“There’s a lady who’s sure all that glitters is gold
And she’s buying a stairway to heaven
And when she gets there she knows if the stores are closed
With a word she can get what she came for”
Zeppelin, I love the song, but you couldn’t be further from the truth.
In today’s overcrowded advertising marketplace everyone is clamoring to develop communities around their brands. Communities are the brand managers nirvana. You have your own personal cult that defends your honor and can’t wait to ‘save’ another soul from your oh so inferior competitor. People get more heated over debating the finer points of PCs vs. Macs, than politics.
I’m totally sold, creating, empowering, and extending communities is the new frontier of marketing.
However, much like the damsel in the song, marketers believe that they can simply buy a stairway to heaven. Sorry guys, but communities aren’t for sale, they need to be nurtured and once you get to heaven you can’t get the
shops wallets to open with a word either.
For you new media intelligentsia folks this is nothing new. But, there is some truth to Zeppelin’s ballad: The road to heaven is a stairway.
When creating a community around your brand you need to tier the level of involvement.
Many times communities are too focused on the die-hards or too open to appeal to the hardcore. Now a great community appeals to the entire spectrum of people and also transforms the dabblers into die-hards.

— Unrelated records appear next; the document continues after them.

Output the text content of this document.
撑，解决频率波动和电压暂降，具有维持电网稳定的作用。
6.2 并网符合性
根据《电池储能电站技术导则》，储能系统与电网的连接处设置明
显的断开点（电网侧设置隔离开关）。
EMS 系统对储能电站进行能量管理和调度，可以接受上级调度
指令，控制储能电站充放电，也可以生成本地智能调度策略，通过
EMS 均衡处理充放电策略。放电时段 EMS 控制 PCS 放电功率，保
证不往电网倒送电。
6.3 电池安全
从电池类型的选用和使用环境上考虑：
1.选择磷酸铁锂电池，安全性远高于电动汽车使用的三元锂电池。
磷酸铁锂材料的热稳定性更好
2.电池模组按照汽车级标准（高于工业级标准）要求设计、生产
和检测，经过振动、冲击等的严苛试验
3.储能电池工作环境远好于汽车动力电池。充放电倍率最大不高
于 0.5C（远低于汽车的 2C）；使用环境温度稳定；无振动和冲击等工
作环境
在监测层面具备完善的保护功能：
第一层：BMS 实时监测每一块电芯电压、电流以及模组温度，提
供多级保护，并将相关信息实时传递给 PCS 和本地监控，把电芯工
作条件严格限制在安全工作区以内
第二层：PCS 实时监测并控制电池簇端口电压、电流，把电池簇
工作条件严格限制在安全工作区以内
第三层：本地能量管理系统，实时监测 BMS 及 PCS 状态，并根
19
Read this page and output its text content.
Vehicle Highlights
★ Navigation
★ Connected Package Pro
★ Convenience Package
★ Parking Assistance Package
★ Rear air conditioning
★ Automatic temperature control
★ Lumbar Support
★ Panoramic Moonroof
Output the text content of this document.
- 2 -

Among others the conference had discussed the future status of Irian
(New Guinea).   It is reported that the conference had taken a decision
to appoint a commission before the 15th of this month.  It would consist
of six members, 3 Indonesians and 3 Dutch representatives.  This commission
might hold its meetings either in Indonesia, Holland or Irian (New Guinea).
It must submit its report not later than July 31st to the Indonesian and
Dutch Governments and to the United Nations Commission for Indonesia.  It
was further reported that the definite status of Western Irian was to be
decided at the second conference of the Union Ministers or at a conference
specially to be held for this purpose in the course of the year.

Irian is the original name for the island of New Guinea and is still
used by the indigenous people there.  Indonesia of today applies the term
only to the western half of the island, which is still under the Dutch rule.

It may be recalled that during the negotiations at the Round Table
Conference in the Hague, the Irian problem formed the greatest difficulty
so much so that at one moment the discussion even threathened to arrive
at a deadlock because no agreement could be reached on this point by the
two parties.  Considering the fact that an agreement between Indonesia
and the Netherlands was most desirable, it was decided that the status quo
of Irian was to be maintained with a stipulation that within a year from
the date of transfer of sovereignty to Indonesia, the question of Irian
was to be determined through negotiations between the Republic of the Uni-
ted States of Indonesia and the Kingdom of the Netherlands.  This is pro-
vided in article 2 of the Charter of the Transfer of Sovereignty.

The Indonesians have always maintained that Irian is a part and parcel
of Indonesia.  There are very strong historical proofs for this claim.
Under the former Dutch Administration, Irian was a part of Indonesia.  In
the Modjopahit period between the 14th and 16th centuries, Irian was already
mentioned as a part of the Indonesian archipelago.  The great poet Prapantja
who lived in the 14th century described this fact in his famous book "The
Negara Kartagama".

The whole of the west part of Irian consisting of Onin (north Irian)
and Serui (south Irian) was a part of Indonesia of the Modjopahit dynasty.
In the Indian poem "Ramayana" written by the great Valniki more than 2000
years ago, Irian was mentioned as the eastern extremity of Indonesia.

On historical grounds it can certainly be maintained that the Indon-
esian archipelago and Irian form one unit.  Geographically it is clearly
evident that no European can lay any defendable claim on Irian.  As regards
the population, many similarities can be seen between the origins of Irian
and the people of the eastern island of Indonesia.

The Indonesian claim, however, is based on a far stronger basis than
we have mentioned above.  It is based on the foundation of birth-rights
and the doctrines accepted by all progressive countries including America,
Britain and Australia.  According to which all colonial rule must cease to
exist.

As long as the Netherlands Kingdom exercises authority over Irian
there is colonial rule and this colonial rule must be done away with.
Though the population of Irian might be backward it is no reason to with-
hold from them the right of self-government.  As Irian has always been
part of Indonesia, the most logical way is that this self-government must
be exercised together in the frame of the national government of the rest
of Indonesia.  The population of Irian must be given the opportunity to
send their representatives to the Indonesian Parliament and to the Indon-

For example, with the Ad-Vocate community we built in a tiered system of involvement and multiple opportunities to get involved. You all start at the base line as readers, Tier 1. From this starting point some of you might dive in head first and join our social network, mentor a student, post book reviews, upload your OPML file, maybe even write a post for us. It would be great if you all did this, but at least at the beginning only a very small percentage of readers will commit to that level. However, there are people that will just post comments, use our network to find a summer intern, or answer some questions posted by students. Some people may not even continue reading these posts and exclusively reside on the forums. It is essentially a customizable experience, and the more you get involved with the community the more utility you get back in return – At least we hope so. Thus, we want to transform you from mere readers to involved members of the Ad-Vocate community.
This concept works. Low involvement Harley fans can buy a piece of apparel and feel like a part of something bigger and die-hards can go to Milwaukee and ride with the people that built their bike. Applites can put a sticker on their pick-up truck or create shines to Jobs.
Create lots of touch points to interact with the brand and build in a tiered involvement system.
After that you still need to build a platform for them to connect, empower the network, and amplify their voice. But, that’s the easy part… right?